Die Flucht über den Flur und das gewaltsame Zurückzerren der Frau wurden von Überwachungskameras aufgezeichnet. Doch erst beim Schichtwechsel um 7.00 Uhr morgens sah das Personal die Aufnahmen und alarmierte die Polizei.

Als die Beamten an der Zimmertür erschienen, habe die Frau erklärt, sie brauche keine Hilfe. Dabei habe sie furchtbar ausgesehen, sei blutüberströmt und völlig desolat gewesen, sagte Woitas. Die Beamten ließen sie ins Krankenhaus bringen, wo sie acht Tage stationär behandelt wurde. 

Mordversuch nicht erwiesen

Der Schlag mit der Flasche auf den Kopf könnte ein Mordversuch gewesen sein, erklärte die Richterin. Jedoch sei nicht erkennbar, dass die Handlungen des Angeklagten von einem Tötungsvorsatz getragen gewesen seien. Dem unter Alkohol- und Drogeneinfluss stehenden Angeklagten sei nicht bewusst gewesen, dass seine Partnerin lebensbedrohlich verletzt sein könnte. 

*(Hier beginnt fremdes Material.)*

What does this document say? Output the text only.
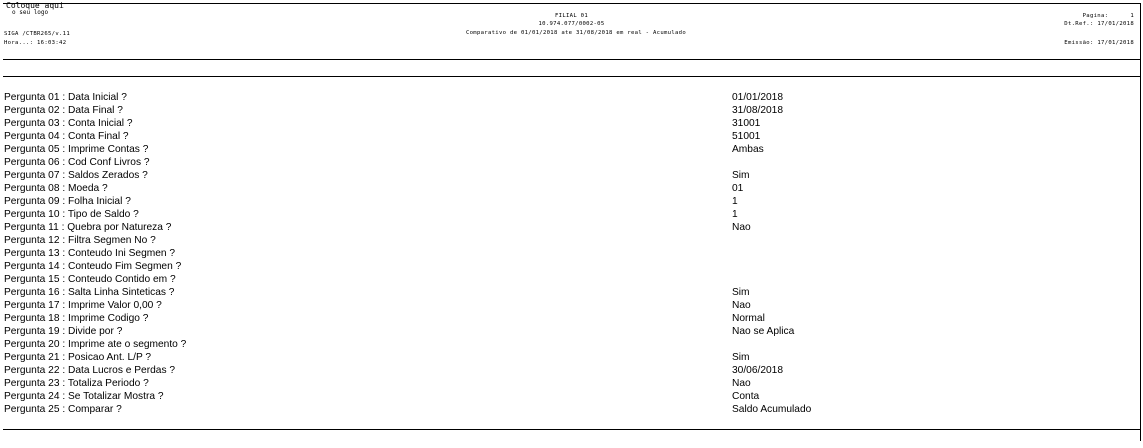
Coloque aqui
o seu logo	FILIAL 01
10.974.077/0002-05
Comparativo de 01/01/2018 ate 31/08/2018 em real - Acumulado
SIGA /CTBR265/v.11
Hora...: 16:03:42
Pagina:	1
Dt.Ref.: 17/01/2018
Emissão: 17/01/2018
Pergunta 01 : Data Inicial ?	01/01/2018
Pergunta 02 : Data Final ?	31/08/2018
Pergunta 03 : Conta Inicial ?	31001
Pergunta 04 : Conta Final ?	51001
Pergunta 05 : Imprime Contas ?	Ambas
Pergunta 06 : Cod Conf Livros ?
Pergunta 07 : Saldos Zerados ?	Sim
Pergunta 08 : Moeda ?	01
Pergunta 09 : Folha Inicial ?	1
Pergunta 10 : Tipo de Saldo ?	1
Pergunta 11 : Quebra por Natureza ?	Nao
Pergunta 12 : Filtra Segmen No ?
Pergunta 13 : Conteudo Ini Segmen ?
Pergunta 14 : Conteudo Fim Segmen ?
Pergunta 15 : Conteudo Contido em ?
Pergunta 16 : Salta Linha Sinteticas ?	Sim
Pergunta 17 : Imprime Valor 0,00 ?	Nao
Pergunta 18 : Imprime Codigo ?	Normal
Pergunta 19 : Divide por ?	Nao se Aplica
Pergunta 20 : Imprime ate o segmento ?
Pergunta 21 : Posicao Ant. L/P ?	Sim
Pergunta 22 : Data Lucros e Perdas ?	30/06/2018
Pergunta 23 : Totaliza Periodo ?	Nao
Pergunta 24 : Se Totalizar Mostra ?	Conta
Pergunta 25 : Comparar ?	Saldo Acumulado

Der mehrfach wegen Eigentumsdelikten vorbestrafte Angeklagte räumte nach Angaben von Woitas ein, dass er gewalttätig wurde. Das sei aber nicht so schlimm gewesen, und der Geschlechtsverkehr sei einvernehmlich erfolgt. Die Berufsrichter der Kammer seien sich jedoch einig gewesen: „Das ist schon ein außergewöhnlich schlimmer Fall.“

Entzugstherapie in Haft

Nach Verbüßung von drei Jahren Haft muss der Angeklagte in eine geschlossene Entziehungsanstalt wechseln. Die Entzugstherapie sei seine einzige Chance, betonte Woitas. Damit sie gelinge, müsse er nun unbedingt Deutsch lernen. 

In seinem letzten Wort hatte der 43-Jährige Reue bekundet und über seine Freundin gesagt: „Ich liebe sie.“ Das Urteil ist noch nicht rechtskräftig.